Do you want me to list them?  [n]: y

This got me to a weird screen with (END) at the bottom.  Help me, google!  Pressing Q and then enter got me back to the main screen where it asked:

Should I exclude them from the package? (Saying yes is a good idea)  [y]: y

The install failed.

dpkg-deb: error: parsing file '/var/tmp/tmp.d7tq23dvxW/package/DEBIAN/control' near line 7 package 'hdf5-1.8.15':
 error in 'Version' field string 'patch1-1': version number does not start with digit

So I tried again.

I keep forgetting and pressing ctrl+c.
*** SIGINT received ***

Restoring overwritten files from backup...OK

Cleaning up...OK

Bye.

According to wikipedia, if I understand correctly, this just interrupts the current process.  So, it should be okay.

Anyway, the new install with version number changed to 1.8.15-patch1 installed fine!

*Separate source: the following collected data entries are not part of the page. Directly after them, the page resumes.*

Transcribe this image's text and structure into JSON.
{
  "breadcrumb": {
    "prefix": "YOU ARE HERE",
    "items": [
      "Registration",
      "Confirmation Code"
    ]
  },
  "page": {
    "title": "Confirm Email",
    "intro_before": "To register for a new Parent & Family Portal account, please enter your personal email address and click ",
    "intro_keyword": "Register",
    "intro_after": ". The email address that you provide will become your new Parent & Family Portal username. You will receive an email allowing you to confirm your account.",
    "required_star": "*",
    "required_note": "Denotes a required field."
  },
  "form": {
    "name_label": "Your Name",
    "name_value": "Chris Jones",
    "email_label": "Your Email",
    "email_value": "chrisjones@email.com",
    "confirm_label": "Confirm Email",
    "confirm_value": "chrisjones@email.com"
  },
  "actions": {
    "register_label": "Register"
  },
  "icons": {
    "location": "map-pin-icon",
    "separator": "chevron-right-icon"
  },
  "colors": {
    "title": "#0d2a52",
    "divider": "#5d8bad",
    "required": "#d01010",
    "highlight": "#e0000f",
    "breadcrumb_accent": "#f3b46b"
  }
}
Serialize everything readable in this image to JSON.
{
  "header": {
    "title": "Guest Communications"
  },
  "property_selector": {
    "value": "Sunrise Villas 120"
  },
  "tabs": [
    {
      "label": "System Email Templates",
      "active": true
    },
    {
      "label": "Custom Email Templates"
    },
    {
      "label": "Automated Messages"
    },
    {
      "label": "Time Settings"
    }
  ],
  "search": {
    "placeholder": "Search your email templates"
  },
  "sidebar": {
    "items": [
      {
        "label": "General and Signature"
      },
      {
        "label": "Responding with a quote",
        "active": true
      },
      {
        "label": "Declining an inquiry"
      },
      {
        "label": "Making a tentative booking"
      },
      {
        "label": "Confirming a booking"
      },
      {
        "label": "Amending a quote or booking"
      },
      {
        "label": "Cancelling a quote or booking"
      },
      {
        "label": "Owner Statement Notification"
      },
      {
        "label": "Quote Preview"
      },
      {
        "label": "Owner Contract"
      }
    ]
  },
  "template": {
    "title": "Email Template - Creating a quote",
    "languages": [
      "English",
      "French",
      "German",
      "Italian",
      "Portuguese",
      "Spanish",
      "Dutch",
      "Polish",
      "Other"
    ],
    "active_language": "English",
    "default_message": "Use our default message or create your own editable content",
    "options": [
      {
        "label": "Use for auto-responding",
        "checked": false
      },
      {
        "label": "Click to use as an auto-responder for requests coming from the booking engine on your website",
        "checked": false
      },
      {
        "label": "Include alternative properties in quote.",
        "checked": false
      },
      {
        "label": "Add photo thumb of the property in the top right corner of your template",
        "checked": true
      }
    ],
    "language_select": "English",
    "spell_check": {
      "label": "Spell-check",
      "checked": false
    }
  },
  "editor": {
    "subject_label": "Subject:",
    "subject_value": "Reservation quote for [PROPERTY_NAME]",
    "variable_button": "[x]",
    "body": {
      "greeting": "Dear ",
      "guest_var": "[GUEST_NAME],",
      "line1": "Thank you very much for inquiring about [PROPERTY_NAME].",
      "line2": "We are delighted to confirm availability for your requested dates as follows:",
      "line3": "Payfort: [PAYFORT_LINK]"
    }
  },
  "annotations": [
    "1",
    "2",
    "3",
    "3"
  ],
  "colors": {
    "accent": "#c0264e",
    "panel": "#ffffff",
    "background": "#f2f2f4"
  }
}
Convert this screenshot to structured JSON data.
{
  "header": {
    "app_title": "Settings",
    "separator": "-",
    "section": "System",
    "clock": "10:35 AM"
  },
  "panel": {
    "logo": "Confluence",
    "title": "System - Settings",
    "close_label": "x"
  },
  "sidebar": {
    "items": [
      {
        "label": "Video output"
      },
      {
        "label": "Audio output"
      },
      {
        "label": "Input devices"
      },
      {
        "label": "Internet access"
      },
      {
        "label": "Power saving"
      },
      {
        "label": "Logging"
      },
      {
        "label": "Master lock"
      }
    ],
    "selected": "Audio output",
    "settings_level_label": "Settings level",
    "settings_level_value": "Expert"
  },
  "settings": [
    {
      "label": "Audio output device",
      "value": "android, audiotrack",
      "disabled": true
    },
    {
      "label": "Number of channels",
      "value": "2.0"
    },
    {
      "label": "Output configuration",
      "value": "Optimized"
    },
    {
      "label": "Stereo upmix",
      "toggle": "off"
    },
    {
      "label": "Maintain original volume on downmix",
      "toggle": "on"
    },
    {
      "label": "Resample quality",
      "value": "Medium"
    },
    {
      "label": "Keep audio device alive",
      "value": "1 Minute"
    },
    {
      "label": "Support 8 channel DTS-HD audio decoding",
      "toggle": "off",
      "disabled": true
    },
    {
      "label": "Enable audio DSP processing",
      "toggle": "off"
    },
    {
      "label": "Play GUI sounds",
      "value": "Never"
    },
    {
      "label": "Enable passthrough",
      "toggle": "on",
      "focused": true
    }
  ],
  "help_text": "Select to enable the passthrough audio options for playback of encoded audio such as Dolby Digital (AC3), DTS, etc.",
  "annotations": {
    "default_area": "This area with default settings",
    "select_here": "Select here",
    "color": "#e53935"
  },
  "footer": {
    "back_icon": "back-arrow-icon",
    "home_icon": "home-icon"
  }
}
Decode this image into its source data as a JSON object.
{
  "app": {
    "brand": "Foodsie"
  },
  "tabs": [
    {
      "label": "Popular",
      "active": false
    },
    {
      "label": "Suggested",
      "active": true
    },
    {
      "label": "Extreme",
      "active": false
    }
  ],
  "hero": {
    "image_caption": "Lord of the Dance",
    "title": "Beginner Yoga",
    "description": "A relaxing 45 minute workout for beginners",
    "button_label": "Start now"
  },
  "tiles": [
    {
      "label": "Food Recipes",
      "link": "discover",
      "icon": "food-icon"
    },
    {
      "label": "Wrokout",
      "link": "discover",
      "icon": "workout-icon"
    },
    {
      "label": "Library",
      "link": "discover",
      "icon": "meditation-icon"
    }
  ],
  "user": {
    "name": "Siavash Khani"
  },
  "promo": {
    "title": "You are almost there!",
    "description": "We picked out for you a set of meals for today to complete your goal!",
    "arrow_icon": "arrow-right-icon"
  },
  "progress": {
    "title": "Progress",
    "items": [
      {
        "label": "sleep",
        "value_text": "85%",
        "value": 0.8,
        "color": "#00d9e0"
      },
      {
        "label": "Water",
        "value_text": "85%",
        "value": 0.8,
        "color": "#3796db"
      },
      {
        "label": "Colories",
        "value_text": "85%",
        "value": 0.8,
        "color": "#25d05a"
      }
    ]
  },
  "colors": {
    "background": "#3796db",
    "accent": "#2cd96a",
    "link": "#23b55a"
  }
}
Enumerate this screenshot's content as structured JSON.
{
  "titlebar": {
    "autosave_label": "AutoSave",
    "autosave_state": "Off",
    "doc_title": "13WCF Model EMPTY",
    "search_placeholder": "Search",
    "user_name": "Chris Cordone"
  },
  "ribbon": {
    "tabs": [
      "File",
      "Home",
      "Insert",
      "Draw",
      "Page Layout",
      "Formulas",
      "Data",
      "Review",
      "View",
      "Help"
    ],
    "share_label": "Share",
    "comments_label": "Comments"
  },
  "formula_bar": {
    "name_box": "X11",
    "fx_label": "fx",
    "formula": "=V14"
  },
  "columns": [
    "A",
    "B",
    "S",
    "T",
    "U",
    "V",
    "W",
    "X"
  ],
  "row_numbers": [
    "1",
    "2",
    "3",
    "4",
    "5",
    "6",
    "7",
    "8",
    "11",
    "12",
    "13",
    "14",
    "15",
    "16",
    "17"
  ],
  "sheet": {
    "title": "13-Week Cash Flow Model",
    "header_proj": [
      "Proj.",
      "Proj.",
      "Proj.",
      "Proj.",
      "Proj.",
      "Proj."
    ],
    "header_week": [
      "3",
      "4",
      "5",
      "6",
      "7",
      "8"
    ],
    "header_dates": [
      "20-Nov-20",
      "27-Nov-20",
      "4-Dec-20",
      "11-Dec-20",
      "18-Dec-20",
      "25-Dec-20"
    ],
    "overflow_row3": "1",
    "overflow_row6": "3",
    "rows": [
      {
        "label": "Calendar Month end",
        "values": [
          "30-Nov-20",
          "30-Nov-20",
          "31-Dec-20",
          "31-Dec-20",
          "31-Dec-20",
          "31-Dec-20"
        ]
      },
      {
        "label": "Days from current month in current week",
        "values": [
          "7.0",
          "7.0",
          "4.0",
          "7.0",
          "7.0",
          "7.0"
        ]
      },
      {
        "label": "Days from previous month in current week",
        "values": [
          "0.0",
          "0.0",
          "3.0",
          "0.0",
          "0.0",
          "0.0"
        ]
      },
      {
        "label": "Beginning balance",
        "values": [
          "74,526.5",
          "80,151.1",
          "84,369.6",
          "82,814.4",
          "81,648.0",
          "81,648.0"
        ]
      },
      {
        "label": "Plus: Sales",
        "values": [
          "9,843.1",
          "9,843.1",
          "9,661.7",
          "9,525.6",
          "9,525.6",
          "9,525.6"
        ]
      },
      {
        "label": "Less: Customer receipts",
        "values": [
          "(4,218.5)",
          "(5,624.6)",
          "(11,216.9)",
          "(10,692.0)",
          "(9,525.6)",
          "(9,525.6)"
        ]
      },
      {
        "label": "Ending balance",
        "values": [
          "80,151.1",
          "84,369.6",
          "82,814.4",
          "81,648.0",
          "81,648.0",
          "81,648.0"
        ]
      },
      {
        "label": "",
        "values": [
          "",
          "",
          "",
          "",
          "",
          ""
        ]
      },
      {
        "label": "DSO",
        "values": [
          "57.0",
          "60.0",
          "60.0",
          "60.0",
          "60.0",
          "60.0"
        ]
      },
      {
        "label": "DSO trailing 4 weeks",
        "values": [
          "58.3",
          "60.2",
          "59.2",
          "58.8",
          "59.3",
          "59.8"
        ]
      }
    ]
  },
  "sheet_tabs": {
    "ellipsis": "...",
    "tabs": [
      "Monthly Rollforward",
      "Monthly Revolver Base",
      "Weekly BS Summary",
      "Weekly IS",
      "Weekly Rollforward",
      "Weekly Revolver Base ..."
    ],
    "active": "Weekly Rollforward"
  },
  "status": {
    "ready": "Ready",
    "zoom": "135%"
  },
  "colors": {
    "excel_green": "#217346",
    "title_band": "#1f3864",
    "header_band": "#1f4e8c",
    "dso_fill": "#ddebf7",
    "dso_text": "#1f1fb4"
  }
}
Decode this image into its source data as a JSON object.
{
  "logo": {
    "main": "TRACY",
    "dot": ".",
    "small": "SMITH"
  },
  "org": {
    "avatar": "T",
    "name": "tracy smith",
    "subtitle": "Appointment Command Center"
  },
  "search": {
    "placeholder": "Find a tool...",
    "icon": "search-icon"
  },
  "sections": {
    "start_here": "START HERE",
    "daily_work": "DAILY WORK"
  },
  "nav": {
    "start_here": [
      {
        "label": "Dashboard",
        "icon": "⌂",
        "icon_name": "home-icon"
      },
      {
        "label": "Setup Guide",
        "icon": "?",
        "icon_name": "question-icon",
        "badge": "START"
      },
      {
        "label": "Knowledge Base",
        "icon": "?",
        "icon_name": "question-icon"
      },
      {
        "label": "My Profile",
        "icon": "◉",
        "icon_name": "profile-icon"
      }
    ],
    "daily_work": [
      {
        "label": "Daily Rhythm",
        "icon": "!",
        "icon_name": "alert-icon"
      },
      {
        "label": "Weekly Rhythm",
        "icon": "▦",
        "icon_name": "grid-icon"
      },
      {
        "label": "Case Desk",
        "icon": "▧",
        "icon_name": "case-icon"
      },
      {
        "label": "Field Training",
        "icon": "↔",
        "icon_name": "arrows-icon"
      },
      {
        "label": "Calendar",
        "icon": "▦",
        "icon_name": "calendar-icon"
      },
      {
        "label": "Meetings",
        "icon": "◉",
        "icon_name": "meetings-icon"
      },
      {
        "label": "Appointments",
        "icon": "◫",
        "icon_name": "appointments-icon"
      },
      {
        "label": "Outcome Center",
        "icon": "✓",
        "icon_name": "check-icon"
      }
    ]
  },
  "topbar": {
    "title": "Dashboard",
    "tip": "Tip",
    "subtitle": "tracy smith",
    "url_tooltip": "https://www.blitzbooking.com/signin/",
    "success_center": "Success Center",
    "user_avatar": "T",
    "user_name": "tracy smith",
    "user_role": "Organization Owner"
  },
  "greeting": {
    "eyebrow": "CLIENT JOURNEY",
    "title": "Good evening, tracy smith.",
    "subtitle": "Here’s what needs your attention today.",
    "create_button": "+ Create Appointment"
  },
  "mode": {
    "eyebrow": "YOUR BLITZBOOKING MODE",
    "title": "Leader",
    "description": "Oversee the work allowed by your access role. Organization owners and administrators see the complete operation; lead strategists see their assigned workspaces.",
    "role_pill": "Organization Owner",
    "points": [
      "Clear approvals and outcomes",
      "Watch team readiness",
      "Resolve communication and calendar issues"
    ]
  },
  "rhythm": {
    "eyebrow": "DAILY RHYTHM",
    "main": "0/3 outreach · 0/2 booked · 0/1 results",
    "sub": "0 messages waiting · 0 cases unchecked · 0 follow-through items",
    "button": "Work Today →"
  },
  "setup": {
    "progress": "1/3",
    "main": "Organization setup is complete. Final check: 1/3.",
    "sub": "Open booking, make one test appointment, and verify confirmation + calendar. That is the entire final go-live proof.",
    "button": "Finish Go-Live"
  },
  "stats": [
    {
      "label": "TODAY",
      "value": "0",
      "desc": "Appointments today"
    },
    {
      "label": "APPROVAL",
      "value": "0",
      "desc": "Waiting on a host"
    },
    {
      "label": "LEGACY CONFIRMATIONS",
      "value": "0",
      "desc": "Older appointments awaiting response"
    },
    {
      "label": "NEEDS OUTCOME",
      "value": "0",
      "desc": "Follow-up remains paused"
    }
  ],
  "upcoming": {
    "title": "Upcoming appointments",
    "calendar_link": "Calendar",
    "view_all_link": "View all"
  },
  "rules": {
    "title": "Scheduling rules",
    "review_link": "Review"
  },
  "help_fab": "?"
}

******************************************************************
 Done. The new package has been installed and saved to

 /usr/local/src/hdf5-1.8.15-patch1/hdf5-1.8.15_1.8.15-patch1-1_amd64.deb

 You can remove it from your system anytime using:

      dpkg -r hdf5-1.8.15
*******************************************************************

I'm still not really sure if that's where I wanted it installed, but this stackexchange answer seems to indicate it is an appropriate place and I think section 4.6 in the hdf5 instructions agrees.

Step 4.5 in the hdf5 instructions suggests testing the library, so I ran "make check" and waited for it to go through its paces, which took about three minutes.  It didn't return any errors so I appear to have installed it!   Soon I will compile bgc and see if that works; presumably if the hdf5 install didn't go right in non-obvious way, I will find out then.